Aprenda uma habilidade mais rápido – mesmo que seu instrutor atrapalhe

Somos muito mais capazes de aprender do que acreditamos

Por Virgílio V. Vilela

Uma experiência em que fiz o que jamais imaginaria conseguir fazer e outra em que eu consegui ensinar algo que também não parecia possível. Perdi as referências de limites para o aprendizado de habilidades! Descubra neste artigo que você pode ter muito mais capacidade de aprender do que sabe e direções para aproveitar seu potencial.

Se ele dissesse o que eu ia fazer, eu não acreditaria

Imagine que você está em um treinamento e o instrutor diz que, na próxima atividade, você vai improvisar alguns minutos de teatro, e você não tem nenhum preparo ou experiência. Não só teatro, mas improviso! Pois, em um curso que fiz, no qual o teatro era um recurso acessório, o instrutor conduziu todos os alunos, pelo menos 15, a fazer isso.

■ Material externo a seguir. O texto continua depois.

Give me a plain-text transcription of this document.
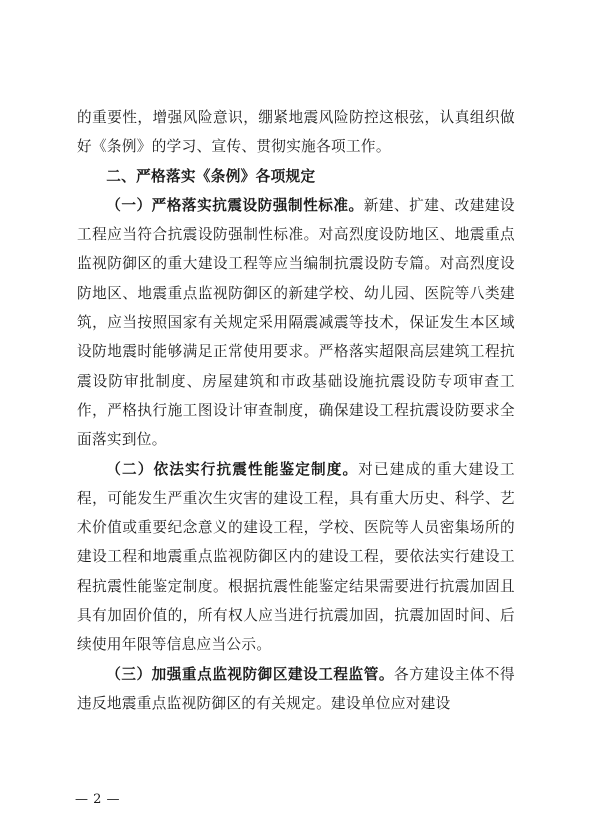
的重要性，增强风险意识，绷紧地震风险防控这根弦，认真组织做好《条例》的学习、宣传、贯彻实施各项工作。

二、严格落实《条例》各项规定

（一）严格落实抗震设防强制性标准。新建、扩建、改建建设工程应当符合抗震设防强制性标准。对高烈度设防地区、地震重点监视防御区的重大建设工程等应当编制抗震设防专篇。对高烈度设防地区、地震重点监视防御区的新建学校、幼儿园、医院等八类建筑，应当按照国家有关规定采用隔震减震等技术，保证发生本区域设防地震时能够满足正常使用要求。严格落实超限高层建筑工程抗震设防审批制度、房屋建筑和市政基础设施抗震设防专项审查工作，严格执行施工图设计审查制度，确保建设工程抗震设防要求全面落实到位。

（二）依法实行抗震性能鉴定制度。对已建成的重大建设工程，可能发生严重次生灾害的建设工程，具有重大历史、科学、艺术价值或重要纪念意义的建设工程，学校、医院等人员密集场所的建设工程和地震重点监视防御区内的建设工程，要依法实行建设工程抗震性能鉴定制度。根据抗震性能鉴定结果需要进行抗震加固且具有加固价值的，所有权人应当进行抗震加固，抗震加固时间、后续使用年限等信息应当公示。

（三）加强重点监视防御区建设工程监管。各方建设主体不得违反地震重点监视防御区的有关规定。建设单位应对建设

— 2 —
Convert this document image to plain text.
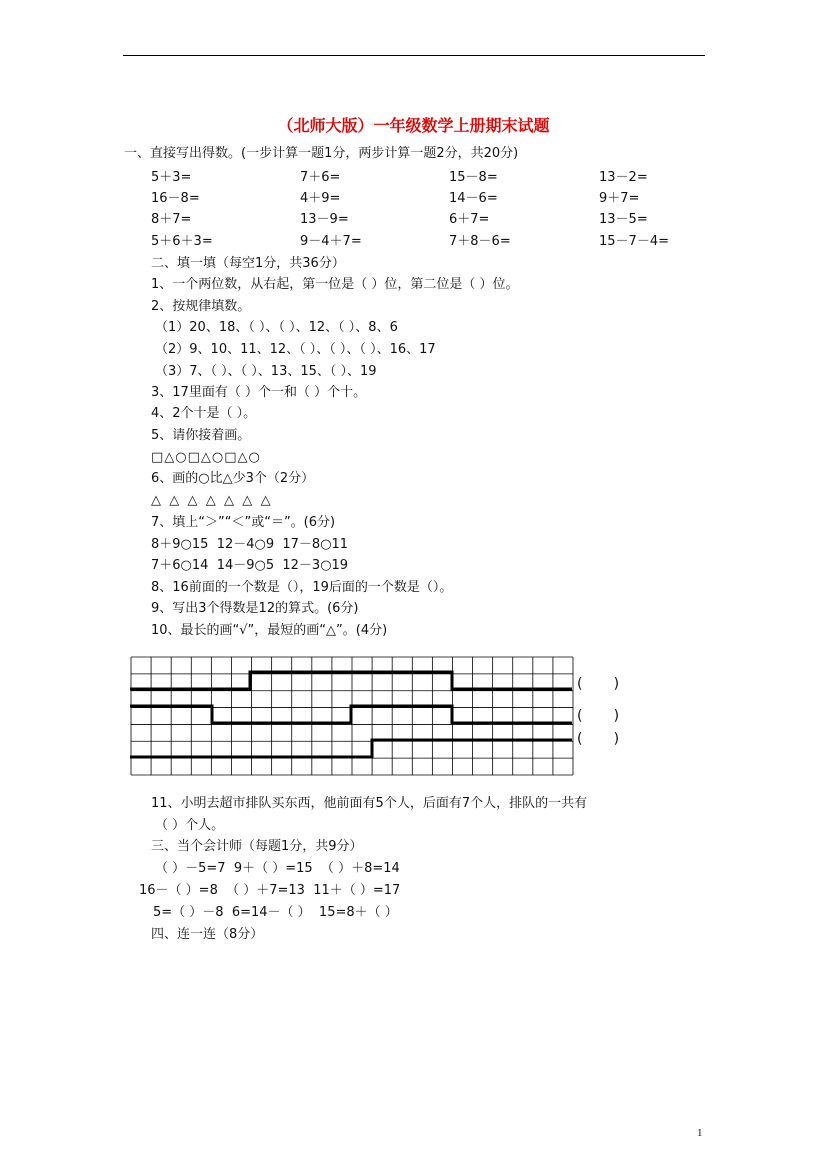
（北师大版）一年级数学上册期末试题
一、直接写出得数。(一步计算一题1分，两步计算一题2分，共20分)
5＋3=	7＋6=	15－8=	13－2=
16－8=	4＋9=	14－6=	9＋7=
8＋7=	13－9=	6＋7=	13－5=
5＋6＋3=	9－4＋7=	7＋8－6=	15－7－4=
二、填一填（每空1分，共36分）
1、一个两位数，从右起，第一位是（ ）位，第二位是（ ）位。
2、按规律填数。
（1）20、18、（ ）、（ ）、12、（ ）、8、6
（2）9、10、11、12、（ ）、（ ）、（ ）、16、17
（3）7、（ ）、（ ）、13、15、（ ）、19
3、17里面有（ ）个一和（ ）个十。
4、2个十是（ ）。
5、请你接着画。
□△○□△○□△○
6、画的○比△少3个（2分）
△  △  △  △  △  △  △
7、填上“＞”“＜”或“＝”。(6分)
8＋9○15  12－4○9  17－8○11
7＋6○14  14－9○5  12－3○19
8、16前面的一个数是（），19后面的一个数是（）。
9、写出3个得数是12的算式。(6分)
10、最长的画“√”，最短的画“△”。(4分)
(       )
(       )
(       )
11、小明去超市排队买东西，他前面有5个人，后面有7个人，排队的一共有
（ ）个人。
三、当个会计师（每题1分，共9分）
（ ）－5=7  9＋（ ）=15  （ ）＋8=14
16－（ ）=8  （ ）＋7=13  11＋（ ）=17
5=（ ）－8  6=14－（ ）  15=8＋（ ）
四、连一连（8分）
1
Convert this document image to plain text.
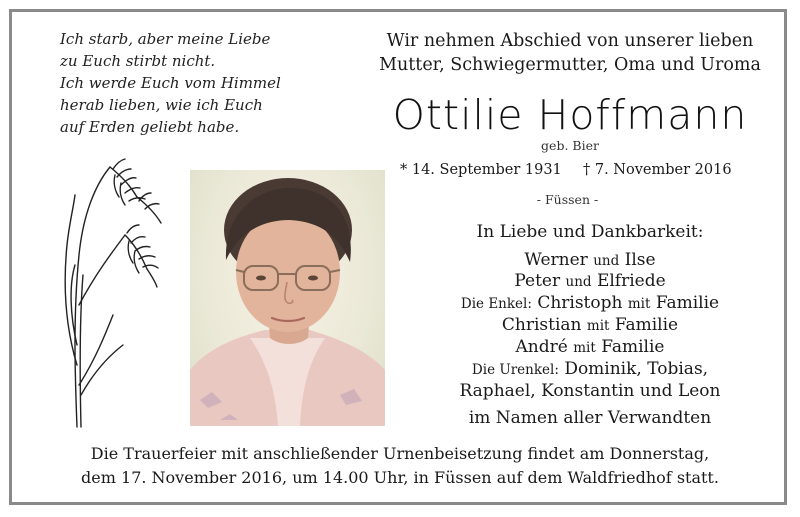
Ich starb, aber meine Liebe
zu Euch stirbt nicht.
Ich werde Euch vom Himmel
herab lieben, wie ich Euch
auf Erden geliebt habe.
Wir nehmen Abschied von unserer lieben
Mutter, Schwiegermutter, Oma und Uroma
Ottilie Hoffmann
geb. Bier
* 14. September 1931 † 7. November 2016
- Füssen -
In Liebe und Dankbarkeit:
Werner und Ilse
Peter und Elfriede
Die Enkel: Christoph mit Familie
Christian mit Familie
André mit Familie
Die Urenkel: Dominik, Tobias,
Raphael, Konstantin und Leon
im Namen aller Verwandten
Die Trauerfeier mit anschließender Urnenbeisetzung findet am Donnerstag,
dem 17. November 2016, um 14.00 Uhr, in Füssen auf dem Waldfriedhof statt.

Era uma modalidade de teatro chamada de playback theater, em que alguém da plateia conta um caso de sua vida, são escolhidos atores para representar cada pessoa envolvida no caso e eles reproduzem o caso no palco. O ousado instrutor inicialmente não disse o que era, apenas fizemos atividades que gradativamente foram nos levando ao objetivo.

Esse é o exemplo mais belo e eloquente que tenho do que uma boa didática pode fazer, tanto no sentido de capacitar, e muito rápido, quanto no sentido de extrair mais de aprendizes do que eles próprios acreditavam ser capazes.

Aprendizado rápido de frescobol

Acreditar que é possível impele a uma busca que pode tornar possível. Uma experiência que para mim foi referência básica, estrutural, fundamental para uma estratégia de aceleração de aprendizado de habilidades ocorreu em um caso na praia há muitos anos.

Eu estava entediado, sem parceiro para frescobol, e resolvi tentar algo. Chamei minha cunhada, jovem adulta, sem tradição esportiva e que nunca tinha jogado, e fui ensiná-la. Meu imediatismo então parecia pretensioso mas, bem, eu não tinha nada melhor a fazer e tentar ensiná-la pelo menos era algo para fazer.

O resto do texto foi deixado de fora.